Stop bad AI spend before the provider call with permit-based budget checks, hard limits, and block-before-bill enforcement.

Most teams only discover an AI cost problem after the invoice lands. The missing control is not another dashboard. It is a decision boundary that can deny, constrain, or reroute a request before tokens are consumed.

Keel turns spend control into an authorization decision. The permit carries the budget and routing context up front, then the closeout record reconciles the estimate with what actually ran.

Looking for the full overview? Read the AI Cost Control pillar page →

What Brings Teams Here

An invoice spike lands after the damage is done

A retry loop, model swap, or tenant burst runs all weekend because nothing in the request path can stop it before tokens are consumed.

Provider budgets are scoped to the wrong unit

Key-level limits cannot express tenant, workload, or product rules cleanly when multiple teams and customers share the same provider account.

Finance wants hard limits, engineering has dashboards

Alerts, exports, and post-hoc reports explain where money went. They do not decide whether the next expensive request should run.

Why Current Cost Controls Fail

Dashboards are downstream

Provider billing updates on provider cadence. By the time a graph moves, the expensive behavior has already executed.

Alerts create cleanup workflows

The path from bill export to pager to code-side kill switch is measured in minutes or hours, not in the milliseconds where spend could have been prevented.

Gateway budgets miss workload ownership

API-key caps can throttle traffic, but they rarely model tenant-by-workload approval cleanly once one key serves many healthy and unhealthy paths.

Cost and routing drift separately

Fallback chains, model substitutions, and silent retries change the cost envelope unless they are part of the same decision.

Alerts answer what happened. A permit answers should this run. That is the difference between reporting on spend and actually controlling it.

What Changes With Keel

Block before bill

Keel evaluates budget state, estimated cost, workload, tenant, and model before the provider call. The request is allowed, denied, or constrained before spend lands.

Hard caps with explicit exception paths

Monthly, daily, or hourly envelopes can block outright or route through a named escalation path instead of relying on tribal knowledge during an incident.

One decision layer across services

The same permit model applies whether the request starts in one service or ten, so cost control stops being a pile of bespoke middleware checks.

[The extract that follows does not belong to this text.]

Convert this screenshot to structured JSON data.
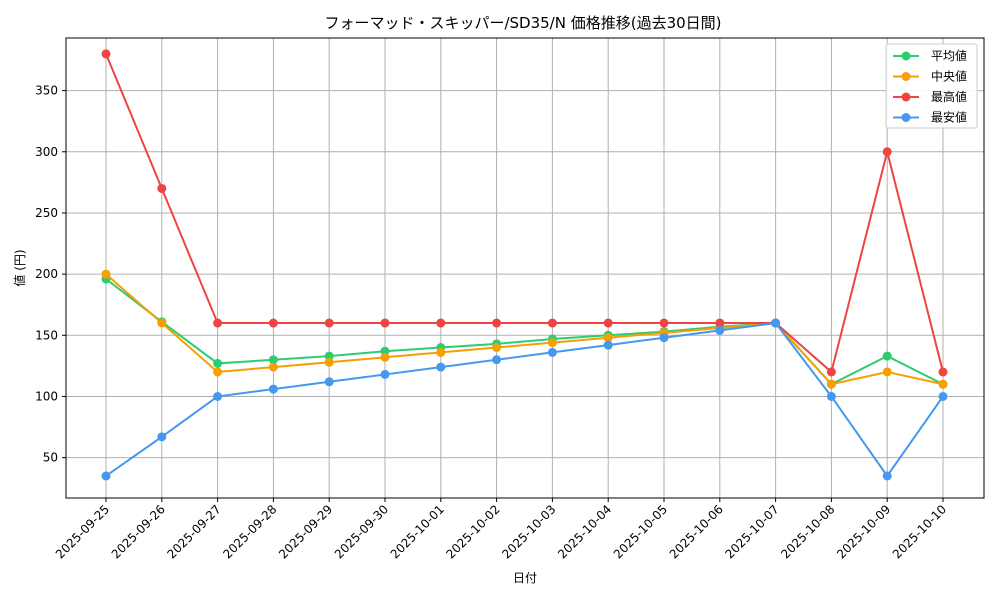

Reconciled actuals after execution

Estimated cost drives the pre-execution decision; actual usage closes the loop later so the budget record matches what the provider really billed.

What The Permit Carries

Workload and owner context so cost rules follow the request that is actually creating spend
Model and provider constraints so cheaper or approved routes can be enforced instead of merely suggested
Budget scope and remaining headroom so the decision reflects current policy state, not a stale export
Exception path so hard caps and approved overrides are both explicit instead of improvised

Proof Teams Can Use Later

Structured block reasons

Blocked requests can point to the policy version, matched rule, budget scope, and exception path that shaped the decision.

Budget evidence tied to the request

Teams can show what budget state applied at the moment of approval instead of reconstructing the answer from logs, invoices, and screenshots.

Shared story for finance and engineering

The same permit and closeout record explains why a request ran, what it was expected to cost, and what it actually cost after execution.

Cost is the opening wedge because it is easy to quantify. The same record becomes more valuable later when security, procurement, or finance asks what decision was made and why.